Why are those markings a problem?
What is it about just a symbol or a line of text that can cause discomfort, evoke fear, make municipal committees repaint entire lanes? What is appropriate, and what is to be scrubbed away in denial?
The Oxford dictionary defines graffiti (noun) as, “Drawings or writing done on a wall, etc. in a public place without permission”.
It is the ‘permission’ part that makes graffiti different from regular wall art. Warli art, for instance, won’t ever be called graffiti. Warli is a cultural norm, expected or commissioned, and celebrated by the public; it is an ‘acceptable’ form of wall art. Nothing is disturbing or disruptive in a warli painting.
But there is a sense of a rebel in the word ‘graffiti’ itself. The root of the word is ‘graffio’, the Italian word for a scratch. It conveys a bit of defiance; a hint of vandalism, an act of defiling someone else’s property.
The examples that come with the aforementioned definition are interesting, too.
The subway was covered in graffiti.
Someone had scrawled graffiti all over the school walls.
Notice the use of the verbs ‘covered’, and ‘scrawled’; ‘cover’ implies causing something to be hidden, and ‘scrawled’ suggests a lack of finesse, a flippant sort of approach to the creation. Both allude to the art being unexpected, unartistic, and most of all, unwelcome.
A lot of wall art is scribbles. The Romans had graffiti, complete with political caricatures and ‘yo mama’ jokes. And there are countless monuments in India with Sonu loves Preeti type etchings that the Archaeological Survey of India sobs about.
But not all graffiti is self-serving, or unpleasant to look at. It is disruptive, yes, visually and socially. But it is often beautiful, and it makes one think.
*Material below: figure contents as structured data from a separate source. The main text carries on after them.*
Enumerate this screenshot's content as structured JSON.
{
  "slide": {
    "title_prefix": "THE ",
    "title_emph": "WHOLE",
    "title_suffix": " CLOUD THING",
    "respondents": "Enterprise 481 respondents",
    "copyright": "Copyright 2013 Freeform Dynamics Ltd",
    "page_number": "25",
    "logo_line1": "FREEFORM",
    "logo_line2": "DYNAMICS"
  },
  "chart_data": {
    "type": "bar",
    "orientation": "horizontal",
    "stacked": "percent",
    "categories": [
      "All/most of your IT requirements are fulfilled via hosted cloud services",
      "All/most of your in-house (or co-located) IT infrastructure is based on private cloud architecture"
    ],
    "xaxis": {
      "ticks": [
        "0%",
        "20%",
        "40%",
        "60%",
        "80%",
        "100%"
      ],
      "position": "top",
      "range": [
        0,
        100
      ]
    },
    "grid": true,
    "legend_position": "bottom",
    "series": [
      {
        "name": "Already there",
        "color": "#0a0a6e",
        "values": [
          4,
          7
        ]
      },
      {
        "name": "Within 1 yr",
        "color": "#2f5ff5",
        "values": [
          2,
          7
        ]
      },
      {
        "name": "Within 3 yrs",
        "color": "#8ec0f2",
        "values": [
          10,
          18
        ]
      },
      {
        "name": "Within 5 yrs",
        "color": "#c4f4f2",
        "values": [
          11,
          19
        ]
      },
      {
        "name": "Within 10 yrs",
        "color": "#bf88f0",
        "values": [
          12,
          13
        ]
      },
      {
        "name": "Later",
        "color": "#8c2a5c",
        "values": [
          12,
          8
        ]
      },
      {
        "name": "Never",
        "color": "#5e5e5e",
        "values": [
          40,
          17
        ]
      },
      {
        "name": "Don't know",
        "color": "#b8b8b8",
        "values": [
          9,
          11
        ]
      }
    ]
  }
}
Consider the works of artists Keith Haring, or Jean-Michel Basquiat, who are having a revival of sorts right now. Their artwork is sold in countless merch stores, and sees collaboration with the biggest brands all over. And yet they started off in relative anonymity. Haring drew extensively about the AIDS crisis and homosexuality, and his colourful, accessible style made the topics palatable and humane. Basquiat’s avant-garde, abstract style, meanwhile, took inspiration from and acknowledged his link with the hip-hop culture of the masses, which he employed to make cutting social commentaries.
Both Haring and Basquiat’s works gained favour as their visuals became ubiquitous and fashionable, but it was the message within that made viewers first listen.
Closer to the modern day, Banksy is perhaps our best-known (and invisible) street artist. His unabashed anti-war and anti-capitalist work is synonymous with silent protest, as is his satirical commentary on current affairs.
And on a lighter note we have Wanksy, who called out governing bodies and forced them to take action. Was his artwork disturbing? Yes. Socially uncomfortable, expressing unsaids? Yes. Did it also call out those in power, and quite literally get the job done? Yes.
The words of the prophet are written on the subway walls. By writing out loud what is being felt silently, a graffiti artist enables a conversation to exist. Whether that statement gets covered up (or commissioned and appropriated) is a different matter.
Graffiti is a form of visual disturbance, a vandalism of public space. Because it is a way of claiming space, claiming a voice. It is adornment, yes; a group of vagabonds scribbling just to make trouble. But it is often also speaking to a power that has not been listening.
Because the question isn’t about why graffiti exists in a certain area; it is about why it gets painted over afterwards.